The bounty of Bali abused

October 6th, 2008

FROM the crowded bar of the Bounty Club, where bare-chested Australian youngsters mount the stage and drunkenly bellow karaoke, to the luxury Luna 2 villa where the glitterati sip French champagne on the Legian foreshore around a pool inlaid with a 20-metre Marilyn Monroe mosaic, Bali is booming again.

A tourist influx has replaced the downturns that followed the two Bali bombings in 2002 and 2005. Total numbers swelled to new highs this year, and 33,000 Australians came in July alone, a record. Visitors walking the 10-kilometre beachfront strip from Kuta to Seminyak any day in the past three months could not find a single available room.
Across the island, a multitude of new hotels and villas are under construction. Bagus Sudibya, from Bali’s Tourism Board, says the island hosts 60,000 tourist rooms, up from 40,000 just three years ago.

He predicts that this year visitor numbers will top more than 2 million for the first time.

In Bali’s bars, beaches and shops, locals welcome the revitalisation of the tourism trade, which provides the island with 80% of its income, but newly elected Governor I Made Mangku Pastika, the softly spoken former police chief known to Australians for capturing the Bali bombers, is watching the influx with alarm.

He sees another time-bomb ticking, an environmental catastrophe set to overwhelm the holiday paradise. Development is denuding Bali’s forests and literally sucking the island dry, Pastika warns.

“We are very concerned about the environmental problems in Bali, because our forests now are only 22% of the whole area in Bali — according to our laws there should be at least 30% — and of this 22% only 59% is in good condition and can function as a real forest.”

Demand for wood was three times what legal logging could supply, so that even young trees are cut down, eating into the remaining forest, Pastika says.

“The next problem this creates is water. Now from 400 rivers there are 260 dry. We have 140 left, but they are in the process of drying.”

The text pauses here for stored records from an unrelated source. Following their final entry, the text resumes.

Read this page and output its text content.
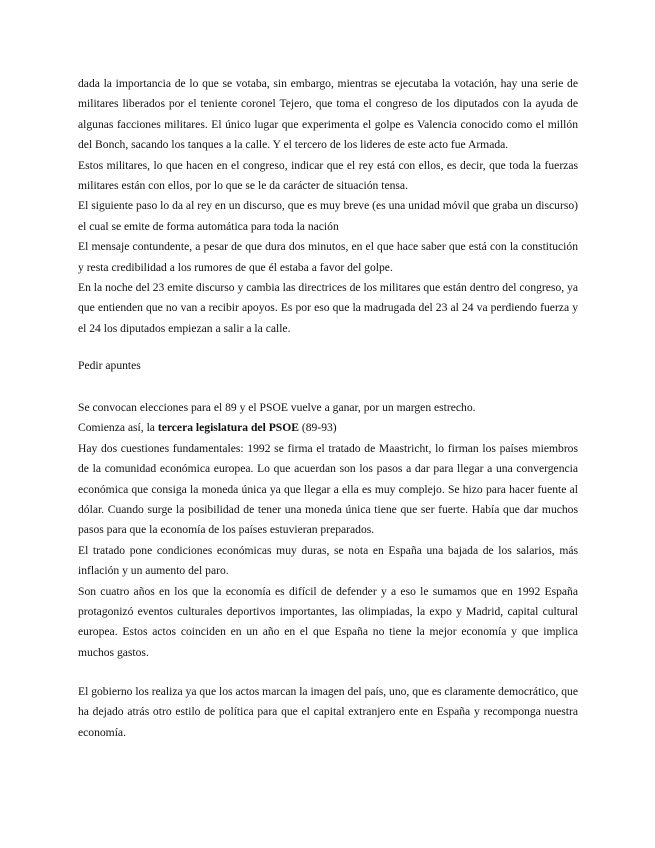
dada la importancia de lo que se votaba, sin embargo, mientras se ejecutaba la votación, hay una serie de militares liberados por el teniente coronel Tejero, que toma el congreso de los diputados con la ayuda de algunas facciones militares. El único lugar que experimenta el golpe es Valencia conocido como el millón del Bonch, sacando los tanques a la calle. Y el tercero de los lideres de este acto fue Armada.

Estos militares, lo que hacen en el congreso, indicar que el rey está con ellos, es decir, que toda la fuerzas militares están con ellos, por lo que se le da carácter de situación tensa.

El siguiente paso lo da al rey en un discurso, que es muy breve (es una unidad móvil que graba un discurso) el cual se emite de forma automática para toda la nación

El mensaje contundente, a pesar de que dura dos minutos, en el que hace saber que está con la constitución y resta credibilidad a los rumores de que él estaba a favor del golpe.

En la noche del 23 emite discurso y cambia las directrices de los militares que están dentro del congreso, ya que entienden que no van a recibir apoyos. Es por eso que la madrugada del 23 al 24 va perdiendo fuerza y el 24 los diputados empiezan a salir a la calle.

Pedir apuntes

Se convocan elecciones para el 89 y el PSOE vuelve a ganar, por un margen estrecho.

Comienza así, la tercera legislatura del PSOE (89-93)

Hay dos cuestiones fundamentales: 1992 se firma el tratado de Maastricht, lo firman los países miembros de la comunidad económica europea. Lo que acuerdan son los pasos a dar para llegar a una convergencia económica que consiga la moneda única ya que llegar a ella es muy complejo. Se hizo para hacer fuente al dólar. Cuando surge la posibilidad de tener una moneda única tiene que ser fuerte. Había que dar muchos pasos para que la economía de los países estuvieran preparados.

El tratado pone condiciones económicas muy duras, se nota en España una bajada de los salarios, más inflación y un aumento del paro.

Son cuatro años en los que la economía es difícil de defender y a eso le sumamos que en 1992 España protagonizó eventos culturales deportivos importantes, las olimpiadas, la expo y Madrid, capital cultural europea. Estos actos coinciden en un año en el que España no tiene la mejor economía y que implica muchos gastos.

El gobierno los realiza ya que los actos marcan la imagen del país, uno, que es claramente democrático, que ha dejado atrás otro estilo de política para que el capital extranjero ente en España y recomponga nuestra economía.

Bali’s environmental balance is under threat, he says. “First we have to talk about the environment; that is the most important thing. This is the relationship of our life. First is water, forests needs water, water needs forests. Water is the source of life.

“Water levels are decreasing. People are exploiting water, taking deep water. There is a massive exploitation of our underground water by hotels and big companies like Coca-Cola. The process of drying is destroying our environment.”